A respeito da continuidade do conflito e as sucessivas retaliações, a China fez uma declaração, afirmando que não irá mais responder às investidas dos Estados Unidos com o aumento de suas taxas. De acordo com Zorzal, essa afirmação do governo chinês visa buscar uma melhor solução para a resolução do conflito, apostando no isolamento das relações comerciais com os EUA como uma medida mais viável do que um “leilão” de qual país impõe as maiores sanções ao outro. 

Ainda que Trump continue a aumentar as taxas como forma de pressionar a China a fazer o que é de sua vontade, o governo chinês já deixou claro que não vai ceder às investidas de desestabilização dos Estados Unidos. Nesse sentido, a China já tomou como medida a venda de várias dívidas públicas dos Estados Unidos, aproveitando a atual fragilidade do país norte-americano como uma chance de se fortalecer no mercado global.

Relativo às medidas adotadas pelo governo dos Estados Unidos, a Casa Branca declarou que vai afrouxar as sanções quando necessário, especialmente para não prejudicar seus aliados, como foi o caso das tarifas que atingiram o México e o Canadá nesse meio tempo. Um bom exemplo disso foi o anúncio público de Trump, que recebeu forte atenção midiática, onde o presidente afirmou que iria impor taxas para todos os países do mundo e, dias depois, anunciou que pausaria as tarifas por 90 dias.
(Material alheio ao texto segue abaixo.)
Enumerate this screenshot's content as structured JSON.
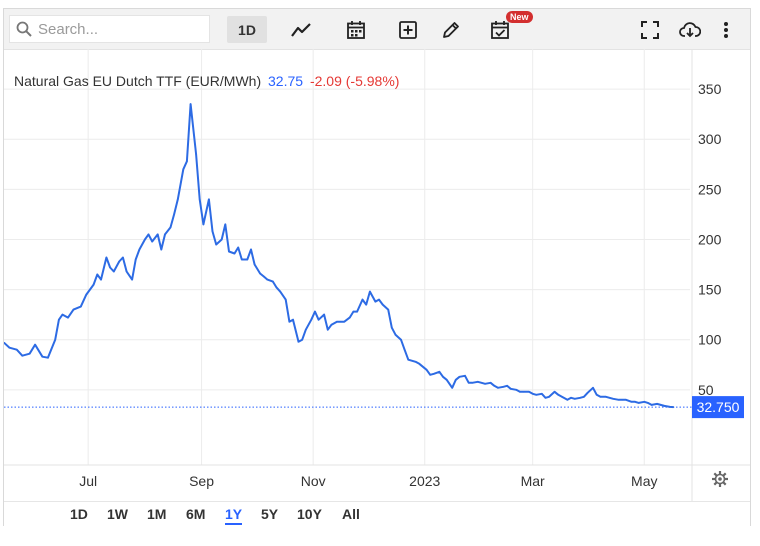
{
  "toolbar": {
    "search_placeholder": "Search...",
    "interval_label": "1D",
    "new_badge": "New",
    "icons": [
      "search-icon",
      "line-chart-icon",
      "calendar-icon",
      "add-compare-icon",
      "draw-pencil-icon",
      "event-calendar-icon",
      "fullscreen-icon",
      "download-cloud-icon",
      "more-vertical-icon"
    ]
  },
  "legend": {
    "name": "Natural Gas EU Dutch TTF (EUR/MWh)",
    "last": "32.75",
    "change": "-2.09 (-5.98%)"
  },
  "colors": {
    "line": "#2d6be4",
    "last_price_label": "#2962ff",
    "negative": "#e53935",
    "grid": "#ececec"
  },
  "settings_icon": "gear-icon",
  "range_buttons": [
    "1D",
    "1W",
    "1M",
    "6M",
    "1Y",
    "5Y",
    "10Y",
    "All"
  ],
  "active_range": "1Y",
  "chart_data": {
    "type": "line",
    "title": "Natural Gas EU Dutch TTF (EUR/MWh)",
    "xlabel": "",
    "ylabel": "",
    "grid": true,
    "ylim": [
      -25,
      390
    ],
    "xlim": [
      "2022-05-16",
      "2023-05-26"
    ],
    "y_ticks": [
      50,
      100,
      150,
      200,
      250,
      300,
      350
    ],
    "x_ticks": [
      {
        "date": "2022-07-01",
        "label": "Jul"
      },
      {
        "date": "2022-09-01",
        "label": "Sep"
      },
      {
        "date": "2022-11-01",
        "label": "Nov"
      },
      {
        "date": "2023-01-01",
        "label": "2023"
      },
      {
        "date": "2023-03-01",
        "label": "Mar"
      },
      {
        "date": "2023-05-01",
        "label": "May"
      }
    ],
    "last_value": 32.75,
    "last_value_label": "32.750",
    "series": [
      {
        "values": [
          [
            "2022-05-16",
            97
          ],
          [
            "2022-05-19",
            92
          ],
          [
            "2022-05-23",
            90
          ],
          [
            "2022-05-26",
            84
          ],
          [
            "2022-05-30",
            86
          ],
          [
            "2022-06-02",
            95
          ],
          [
            "2022-06-06",
            83
          ],
          [
            "2022-06-09",
            82
          ],
          [
            "2022-06-13",
            100
          ],
          [
            "2022-06-15",
            120
          ],
          [
            "2022-06-17",
            125
          ],
          [
            "2022-06-20",
            122
          ],
          [
            "2022-06-23",
            130
          ],
          [
            "2022-06-27",
            133
          ],
          [
            "2022-06-30",
            145
          ],
          [
            "2022-07-04",
            155
          ],
          [
            "2022-07-06",
            165
          ],
          [
            "2022-07-08",
            160
          ],
          [
            "2022-07-11",
            182
          ],
          [
            "2022-07-13",
            172
          ],
          [
            "2022-07-15",
            168
          ],
          [
            "2022-07-18",
            178
          ],
          [
            "2022-07-20",
            182
          ],
          [
            "2022-07-22",
            168
          ],
          [
            "2022-07-25",
            160
          ],
          [
            "2022-07-27",
            180
          ],
          [
            "2022-07-29",
            190
          ],
          [
            "2022-08-01",
            200
          ],
          [
            "2022-08-03",
            205
          ],
          [
            "2022-08-05",
            198
          ],
          [
            "2022-08-08",
            205
          ],
          [
            "2022-08-10",
            190
          ],
          [
            "2022-08-12",
            205
          ],
          [
            "2022-08-15",
            212
          ],
          [
            "2022-08-17",
            225
          ],
          [
            "2022-08-19",
            240
          ],
          [
            "2022-08-22",
            270
          ],
          [
            "2022-08-24",
            278
          ],
          [
            "2022-08-26",
            335
          ],
          [
            "2022-08-29",
            285
          ],
          [
            "2022-08-31",
            240
          ],
          [
            "2022-09-02",
            215
          ],
          [
            "2022-09-05",
            240
          ],
          [
            "2022-09-07",
            208
          ],
          [
            "2022-09-09",
            195
          ],
          [
            "2022-09-12",
            200
          ],
          [
            "2022-09-14",
            215
          ],
          [
            "2022-09-16",
            188
          ],
          [
            "2022-09-19",
            186
          ],
          [
            "2022-09-21",
            192
          ],
          [
            "2022-09-23",
            180
          ],
          [
            "2022-09-26",
            180
          ],
          [
            "2022-09-28",
            190
          ],
          [
            "2022-09-30",
            175
          ],
          [
            "2022-10-03",
            166
          ],
          [
            "2022-10-05",
            163
          ],
          [
            "2022-10-07",
            160
          ],
          [
            "2022-10-10",
            158
          ],
          [
            "2022-10-12",
            152
          ],
          [
            "2022-10-14",
            148
          ],
          [
            "2022-10-17",
            140
          ],
          [
            "2022-10-19",
            118
          ],
          [
            "2022-10-21",
            120
          ],
          [
            "2022-10-24",
            98
          ],
          [
            "2022-10-26",
            100
          ],
          [
            "2022-10-28",
            110
          ],
          [
            "2022-10-31",
            120
          ],
          [
            "2022-11-02",
            128
          ],
          [
            "2022-11-04",
            120
          ],
          [
            "2022-11-07",
            125
          ],
          [
            "2022-11-09",
            110
          ],
          [
            "2022-11-11",
            115
          ],
          [
            "2022-11-14",
            118
          ],
          [
            "2022-11-16",
            118
          ],
          [
            "2022-11-18",
            118
          ],
          [
            "2022-11-21",
            122
          ],
          [
            "2022-11-23",
            128
          ],
          [
            "2022-11-25",
            128
          ],
          [
            "2022-11-28",
            140
          ],
          [
            "2022-11-30",
            135
          ],
          [
            "2022-12-02",
            148
          ],
          [
            "2022-12-05",
            138
          ],
          [
            "2022-12-07",
            140
          ],
          [
            "2022-12-09",
            135
          ],
          [
            "2022-12-12",
            130
          ],
          [
            "2022-12-14",
            112
          ],
          [
            "2022-12-16",
            105
          ],
          [
            "2022-12-19",
            100
          ],
          [
            "2022-12-21",
            90
          ],
          [
            "2022-12-23",
            80
          ],
          [
            "2022-12-27",
            78
          ],
          [
            "2022-12-29",
            76
          ],
          [
            "2023-01-02",
            70
          ],
          [
            "2023-01-04",
            65
          ],
          [
            "2023-01-06",
            66
          ],
          [
            "2023-01-09",
            68
          ],
          [
            "2023-01-11",
            63
          ],
          [
            "2023-01-13",
            60
          ],
          [
            "2023-01-16",
            52
          ],
          [
            "2023-01-18",
            60
          ],
          [
            "2023-01-20",
            63
          ],
          [
            "2023-01-23",
            64
          ],
          [
            "2023-01-25",
            57
          ],
          [
            "2023-01-27",
            57
          ],
          [
            "2023-01-30",
            58
          ],
          [
            "2023-02-01",
            57
          ],
          [
            "2023-02-03",
            56
          ],
          [
            "2023-02-06",
            57
          ],
          [
            "2023-02-08",
            54
          ],
          [
            "2023-02-10",
            52
          ],
          [
            "2023-02-13",
            53
          ],
          [
            "2023-02-15",
            54
          ],
          [
            "2023-02-17",
            51
          ],
          [
            "2023-02-20",
            50
          ],
          [
            "2023-02-22",
            48
          ],
          [
            "2023-02-24",
            48
          ],
          [
            "2023-02-27",
            48
          ],
          [
            "2023-03-01",
            46
          ],
          [
            "2023-03-03",
            45
          ],
          [
            "2023-03-06",
            46
          ],
          [
            "2023-03-08",
            42
          ],
          [
            "2023-03-10",
            43
          ],
          [
            "2023-03-13",
            48
          ],
          [
            "2023-03-15",
            45
          ],
          [
            "2023-03-17",
            43
          ],
          [
            "2023-03-20",
            40
          ],
          [
            "2023-03-22",
            42
          ],
          [
            "2023-03-24",
            41
          ],
          [
            "2023-03-27",
            42
          ],
          [
            "2023-03-29",
            43
          ],
          [
            "2023-03-31",
            47
          ],
          [
            "2023-04-03",
            52
          ],
          [
            "2023-04-05",
            45
          ],
          [
            "2023-04-07",
            43
          ],
          [
            "2023-04-10",
            43
          ],
          [
            "2023-04-12",
            42
          ],
          [
            "2023-04-14",
            41
          ],
          [
            "2023-04-17",
            40
          ],
          [
            "2023-04-19",
            40
          ],
          [
            "2023-04-21",
            40
          ],
          [
            "2023-04-24",
            38
          ],
          [
            "2023-04-26",
            38
          ],
          [
            "2023-04-28",
            37
          ],
          [
            "2023-05-01",
            38
          ],
          [
            "2023-05-03",
            37
          ],
          [
            "2023-05-05",
            35
          ],
          [
            "2023-05-08",
            36
          ],
          [
            "2023-05-10",
            35
          ],
          [
            "2023-05-12",
            34
          ],
          [
            "2023-05-15",
            33
          ],
          [
            "2023-05-17",
            32.75
          ]
        ]
      }
    ]
  }
}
Isso demonstra a instabilidade nas decisões dos Estados Unidos no segundo governo de Donald Trump.

Considerando o atual cenário da guerra comercial e suas constantes atualizações, Zorzal prevê que uma possível medida para que os EUA tentem se estabilizar seria o uso da sua velha política de pressão a países ao redor do mundo, por meio de coerções que visam isolar a China das relações comerciais globais. Mesmo que haja esse tipo de investida por parte dos Estados Unidos, um cenário de isolamento da China parece um pouco distante, tendo em vista as recentes trocas comerciais já pré-existentes entre a nação chinesa e os seus aliados do BRICS, além de novos acordos com os países europeus na fabricação de carros elétricos, por exemplo – que tende a impactar o mercado de carros elétricos dos Estados Unidos, como já havia sido visualizado com a queda de vendas da Tesla no último ano.

De todo modo, o fechamento maior dos mercados com os acoplamentos, tanto do lado dos EUA, quanto do lado da China, força a cadeia reprodutiva a se relocalizar, evitando o envolvimento de ambos os países em uma nova dinâmica de produção. Isso impactaria diretamente no valor dos bens de consumo, apresentando um aumento significativo e comprometendo o crescimento global.

Por fim, Zorzal reitera que, apesar da política protecionista visar o reforço da indústria local, ela não é uma medida simples, pois em uma dinâmica econômica globalizada, mesmo a indústria local depende de outras indústrias para funcionar.

O economista ainda cita que “o ponto mais relevante em uma guerra comercial é observar qual país perde menos, e não qual deles ganha mais. É muito mais viável buscar parcerias comerciais. A busca do protecionismo sempre implica em perdas e outros problemas para ambos os lados envolvidos, promovendo de fato uma situação similar a uma guerra. No fim das contas, quem vence é o país que menos tem perdas.”